Since the funnies are a form of trivia, I've a report of extreme importance to those of us tryin' to lose weight, and to the "engineers" out there designin' digital gadgets: Guys, you just hafta try out your new gadget by letting one of us victims-of-technology try it out before you rush it to the Production Line. The pertinent issue is illustrated June 9 in F Minus, where husband is about to use his bathroom scale, and wife advises, "Oh you don't need to step on it. It just guesses your weight like at a carnival."

Very close to absolute truth: Mine doesn't necessarily register my weight, but just repeats the last reading, as if too lazy to compute a new value. So I get up one morning and forget to check 'til after donning underwear and shirt. Oh well, I reason, it'll be close; but then it isn't. So of course I take 'em off and weight again: Same reading!

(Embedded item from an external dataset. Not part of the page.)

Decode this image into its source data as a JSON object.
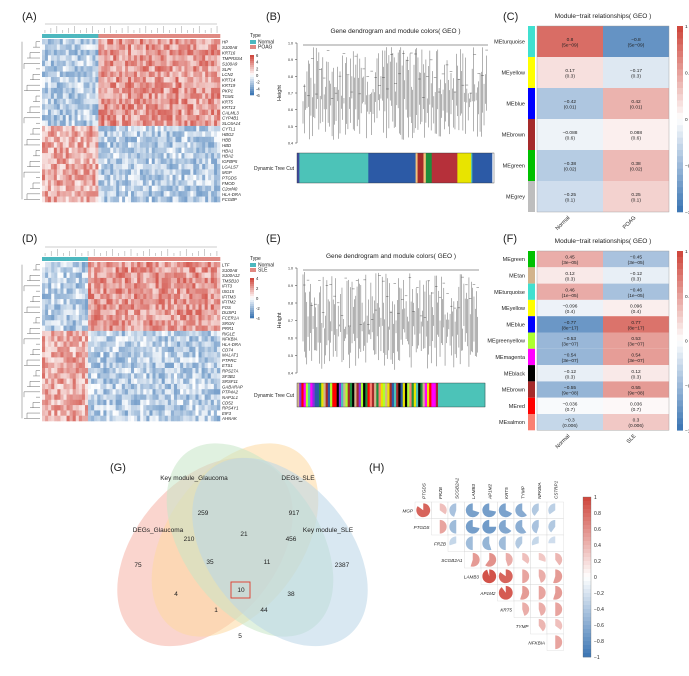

Since it's tellin' me that my clothing has no measurable mass, for reasons of protectin' the guilty I won't reveal its maker, Health'o'meter. Thus I have a solution for the scale-maker intent on a sneaky display of perfection: You should make two models, one giving actual weight each time and the other like mine. You can advertise two models, Meter for the Stupid, who expect exactly the same reading every time, and Meter for the Erudite.

That's not to say, of course I'm at all learned, only that anyone dumb enough to buy one like I have, won't know the meanin' of the word, and will be impressed by getting exactly the same reading every time.

 …Or maybe it was all a dream, last night I indulged too liberally my hobby, Taste of the Brew.

 Dale Hileman

 Apple Valley

Lose/lose situation

Apple Valley voters, by approving Measure F, will in addition to an already huge unfunded employee retirement liability, a $1 million+ annual loss  running the white elephant golf course and country club, not enough funding to maintain the streets and roads, as well as parks and recreation facilities and programs, and will, at some point be required to replace the $7 million they pilfered from the wastewater fund, have now given the town approval to borrow $150 million to purchase Liberty H2O.

Win or  lose, the cost to us, the taxpayers, will be staggering. First and foremost, it is not a slam dunk that the town will be successful in its hostile takeover attempt.  If the town fails to win in court, we, the taxpayers, will be required to pay all of Liberty's cost to fight this hostile act. If the town wins, rules of eminent domain allows Liberty to add its cost to defend the hostile takeover to the purchase price, so we, the taxpayers will pay their costs in this event as well.

The town cannot cover its cost of the hostile take over with proceeds from the revenue bonds, so, therefore those costs will have to be added to the general budget.  It cost the city of Claremont +/$14 million to lose its (gamble) in its attempted hostile takeover of their H2O company.

When you consider that the total population of Apple Valley is only +/-70,000, any common sense economic review should determine that there is no way the town can afford the amount of financial liability presently on the books, let alone adding the cost that will be incurred due to passage of Measure F.  If any of you readers know of a business or service run by a government agency at any level that provides that service better and less expensive than the same business run by the private sector, please let us know.

Of the two possible outcomes of the pending court battle, I hope the town loses. Either way, we, the voters, lose.